À quelques semaines de la publication de ses résultats trimestriels, Nvidia multiplie les initiatives stratégiques. Le champion des semi-conducteurs ne se contente plus de dominer le marché de l’intelligence artificielle : il investit désormais le quantique, le nucléaire et se retrouve au cœur d’une bataille politique autour des exportations vers la Chine. Autant de dossiers qui dessinent un horizon à la fois prometteur et incertain.
Une plateforme quantique open source pour démocratiser la technologie
Jensen Huang, le PDG de Nvidia, a dévoilé Ising, un nouveau modèle d’IA dédié au quantique. Cette plateforme open source vise à rendre les processeurs quantiques accessibles au plus grand nombre. Le dirigeant reconnaît que les puces graphiques classiques ne peuvent rivaliser avec la puissance de calcul brute du quantique. Mais Nvidia mise sur le logiciel : selon Huang, l’intelligence artificielle servira bientôt de système d’exploitation aux machines quantiques. Le groupe fournit les outils, laissant à d’autres — comme Rigetti Computing — le soin de fabriquer le matériel.
Parallèlement, Nvidia a lancé Nemotron 3 Nano Omni, un modèle capable de traiter image, son et texte dans un seul système. Destiné aux agents d’IA autonomes, il s’inscrit dans une famille déjà téléchargée plus de 50 millions de fois. Des entreprises comme Palantir et Foxconn l’utilisent activement.
L’atome au service des data centers
La consommation électrique des centres de données freine l’essor de l’IA. Nvidia répond par un partenariat inédit avec Oklo, spécialiste de l’énergie nucléaire, et le laboratoire national de Los Alamos. L’objectif : développer des modèles d’IA pour tester les combustibles nucléaires et construire des usines d’IA alimentées par l’atome. En contrôlant sa propre production d’électricité, Nvidia sécurise sa capacité de calcul et renforce son intégration verticale.
Le casse-tête chinois : 28 milliards sous tension
Mais c’est sur le front géopolitique que l’actualité s’emballe.

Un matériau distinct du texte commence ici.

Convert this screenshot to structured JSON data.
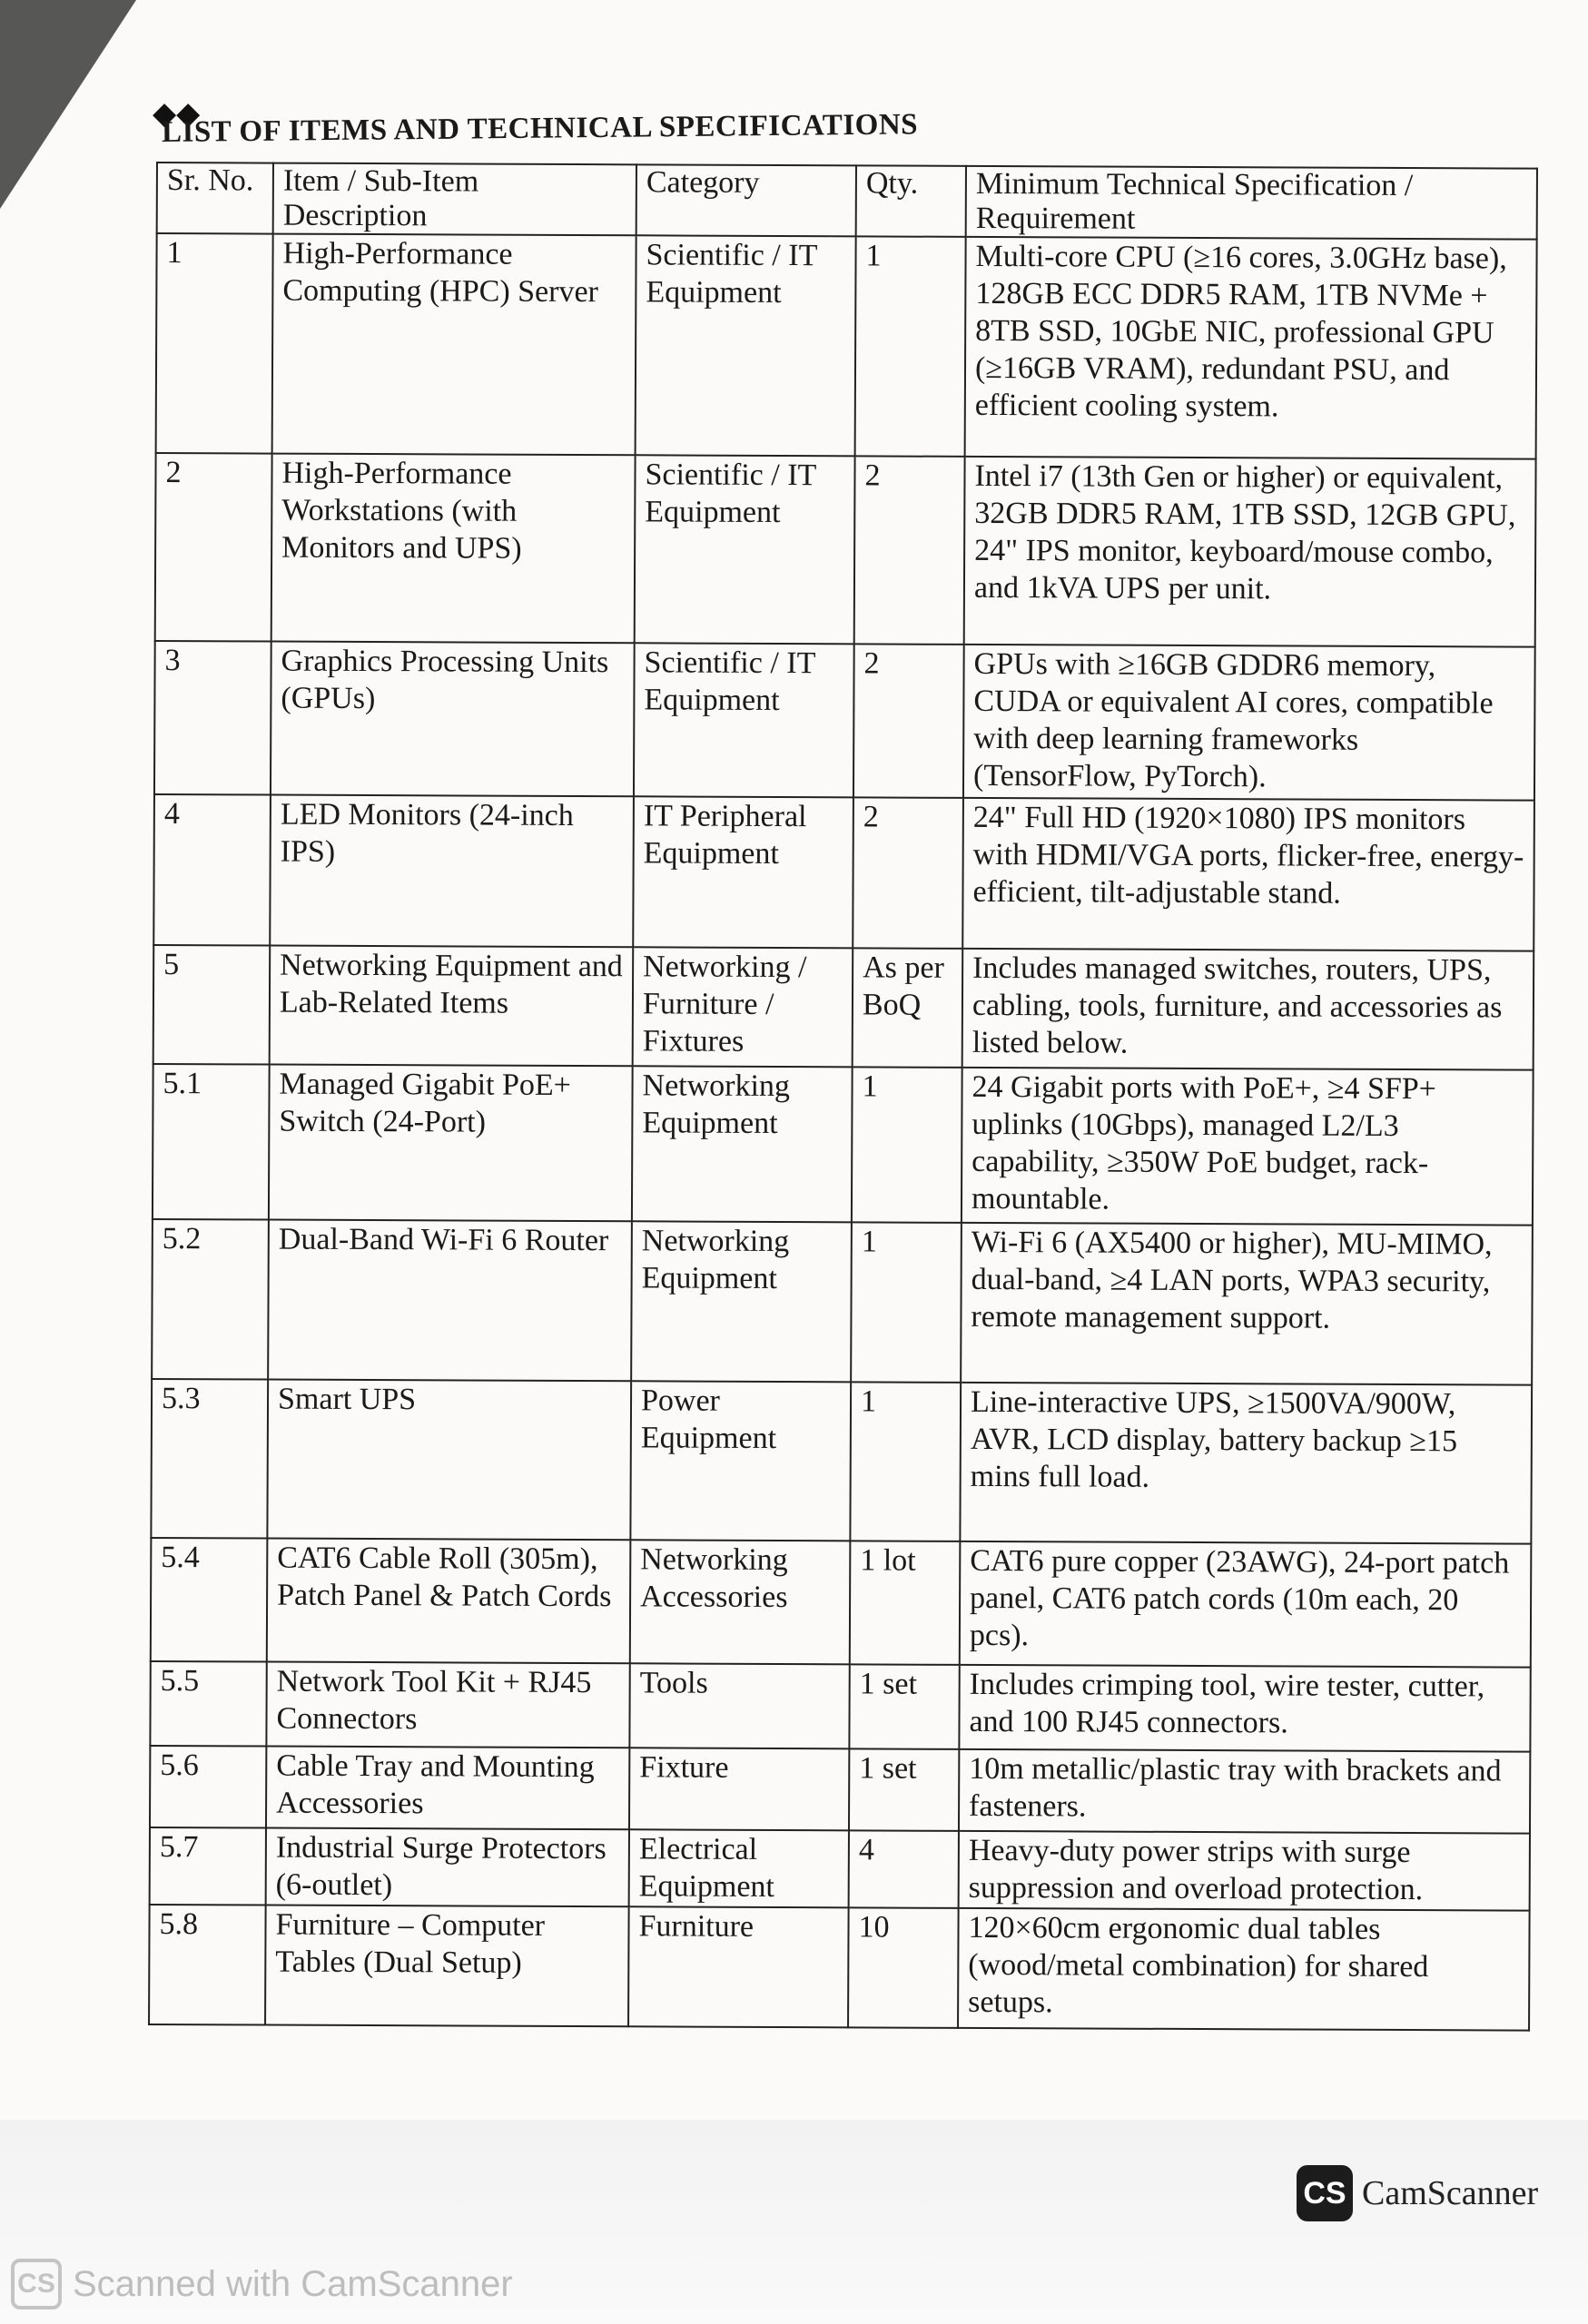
{
  "document": {
    "title": "LIST OF ITEMS AND TECHNICAL SPECIFICATIONS",
    "columns": [
      "Sr. No.",
      "Item / Sub-Item Description",
      "Category",
      "Qty.",
      "Minimum Technical Specification / Requirement"
    ],
    "rows": [
      {
        "sr": "1",
        "item": "High-Performance Computing (HPC) Server",
        "category": "Scientific / IT Equipment",
        "qty": "1",
        "spec": "Multi-core CPU (≥16 cores, 3.0GHz base), 128GB ECC DDR5 RAM, 1TB NVMe + 8TB SSD, 10GbE NIC, professional GPU (≥16GB VRAM), redundant PSU, and efficient cooling system."
      },
      {
        "sr": "2",
        "item": "High-Performance Workstations (with Monitors and UPS)",
        "category": "Scientific / IT Equipment",
        "qty": "2",
        "spec": "Intel i7 (13th Gen or higher) or equivalent, 32GB DDR5 RAM, 1TB SSD, 12GB GPU, 24\" IPS monitor, keyboard/mouse combo, and 1kVA UPS per unit."
      },
      {
        "sr": "3",
        "item": "Graphics Processing Units (GPUs)",
        "category": "Scientific / IT Equipment",
        "qty": "2",
        "spec": "GPUs with ≥16GB GDDR6 memory, CUDA or equivalent AI cores, compatible with deep learning frameworks (TensorFlow, PyTorch)."
      },
      {
        "sr": "4",
        "item": "LED Monitors (24-inch IPS)",
        "category": "IT Peripheral Equipment",
        "qty": "2",
        "spec": "24\" Full HD (1920×1080) IPS monitors with HDMI/VGA ports, flicker-free, energy-efficient, tilt-adjustable stand."
      },
      {
        "sr": "5",
        "item": "Networking Equipment and Lab-Related Items",
        "category": "Networking / Furniture / Fixtures",
        "qty": "As per BoQ",
        "spec": "Includes managed switches, routers, UPS, cabling, tools, furniture, and accessories as listed below."
      },
      {
        "sr": "5.1",
        "item": "Managed Gigabit PoE+ Switch (24-Port)",
        "category": "Networking Equipment",
        "qty": "1",
        "spec": "24 Gigabit ports with PoE+, ≥4 SFP+ uplinks (10Gbps), managed L2/L3 capability, ≥350W PoE budget, rack-mountable."
      },
      {
        "sr": "5.2",
        "item": "Dual-Band Wi-Fi 6 Router",
        "category": "Networking Equipment",
        "qty": "1",
        "spec": "Wi-Fi 6 (AX5400 or higher), MU-MIMO, dual-band, ≥4 LAN ports, WPA3 security, remote management support."
      },
      {
        "sr": "5.3",
        "item": "Smart UPS",
        "category": "Power Equipment",
        "qty": "1",
        "spec": "Line-interactive UPS, ≥1500VA/900W, AVR, LCD display, battery backup ≥15 mins full load."
      },
      {
        "sr": "5.4",
        "item": "CAT6 Cable Roll (305m), Patch Panel & Patch Cords",
        "category": "Networking Accessories",
        "qty": "1 lot",
        "spec": "CAT6 pure copper (23AWG), 24-port patch panel, CAT6 patch cords (10m each, 20 pcs)."
      },
      {
        "sr": "5.5",
        "item": "Network Tool Kit + RJ45 Connectors",
        "category": "Tools",
        "qty": "1 set",
        "spec": "Includes crimping tool, wire tester, cutter, and 100 RJ45 connectors."
      },
      {
        "sr": "5.6",
        "item": "Cable Tray and Mounting Accessories",
        "category": "Fixture",
        "qty": "1 set",
        "spec": "10m metallic/plastic tray with brackets and fasteners."
      },
      {
        "sr": "5.7",
        "item": "Industrial Surge Protectors (6-outlet)",
        "category": "Electrical Equipment",
        "qty": "4",
        "spec": "Heavy-duty power strips with surge suppression and overload protection."
      },
      {
        "sr": "5.8",
        "item": "Furniture – Computer Tables (Dual Setup)",
        "category": "Furniture",
        "qty": "10",
        "spec": "120×60cm ergonomic dual tables (wood/metal combination) for shared setups."
      }
    ]
  },
  "branding": {
    "logo_badge": "CS",
    "logo_name": "CamScanner",
    "watermark": "Scanned with CamScanner"
  }
}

Les déclarations contradictoires entre Nvidia et l’administration américaine ont mis le feu aux poudres. Jensen Huang affirme avoir obtenu des licences d’exportation pour la Chine, tandis que le département du Commerce dément. Le sénateur Chris Coons a écrit au secrétaire au Commerce, Howard Lutnick, pour exiger des éclaircissements. Lutnick avait pourtant assuré devant le Sénat qu’aucune puce d’IA américaine n’avait été vendue à des entreprises chinoises.
L’enjeu est colossal. Au dernier exercice, la Chine représentait 13 % du chiffre d’affaires de Nvidia, soit près de 28 milliards de dollars. Mais la part de marché du groupe est tombée de 95 % à moins de 60 %, Pékin poussant ses champions locaux — Huawei et Alibaba — auprès des entreprises nationales. Huang voit pourtant dans la région un potentiel de long terme considérable.

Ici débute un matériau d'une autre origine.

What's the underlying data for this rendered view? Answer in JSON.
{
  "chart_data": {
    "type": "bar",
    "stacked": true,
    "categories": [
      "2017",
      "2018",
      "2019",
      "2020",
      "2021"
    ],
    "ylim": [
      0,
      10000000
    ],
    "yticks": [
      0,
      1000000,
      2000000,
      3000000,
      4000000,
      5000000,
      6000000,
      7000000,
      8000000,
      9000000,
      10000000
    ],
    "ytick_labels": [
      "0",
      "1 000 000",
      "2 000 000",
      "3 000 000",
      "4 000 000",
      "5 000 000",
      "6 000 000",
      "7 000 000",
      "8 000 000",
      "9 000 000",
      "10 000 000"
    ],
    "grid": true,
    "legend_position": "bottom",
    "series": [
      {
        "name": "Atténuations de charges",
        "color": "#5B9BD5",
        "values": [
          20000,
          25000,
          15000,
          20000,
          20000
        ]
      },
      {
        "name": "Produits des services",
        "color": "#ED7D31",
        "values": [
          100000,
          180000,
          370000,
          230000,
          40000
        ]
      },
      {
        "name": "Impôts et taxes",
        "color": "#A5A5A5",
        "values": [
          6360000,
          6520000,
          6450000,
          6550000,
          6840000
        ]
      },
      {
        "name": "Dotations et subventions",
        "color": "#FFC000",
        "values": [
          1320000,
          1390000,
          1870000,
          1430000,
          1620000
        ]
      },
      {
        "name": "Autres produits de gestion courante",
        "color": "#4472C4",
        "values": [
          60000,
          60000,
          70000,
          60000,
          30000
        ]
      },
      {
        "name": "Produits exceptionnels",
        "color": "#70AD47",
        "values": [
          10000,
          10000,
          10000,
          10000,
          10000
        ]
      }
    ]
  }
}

Des résultats très attendus le 20 mai
Le 20 mai, Nvidia publiera ses comptes pour le premier trimestre de son exercice 2026. La direction vise un chiffre d’affaires d’environ 78 milliards de dollars, après les 68,1 milliards enregistrés au quatrième trimestre 2025. Les analystes tablent sur une progression de 79 % sur un an. Prudemment, le groupe n’a pas inclus dans ses prévisions les revenus chinois liés aux centres de données.
À Wall Street, l’action évolue autour de 198 dollars, en repli de plus de 8 % par rapport à son récent record. La capitalisation boursière reste néanmoins vertigineuse, à cinq billions de dollars. Le marché des options anticipe un mouvement de plus de 10 % après la publication. Dans l’intervalle, la perspective d’une rencontre entre Donald Trump et Xi Jinping ajoute une couche géopolitique à ces semaines décisives.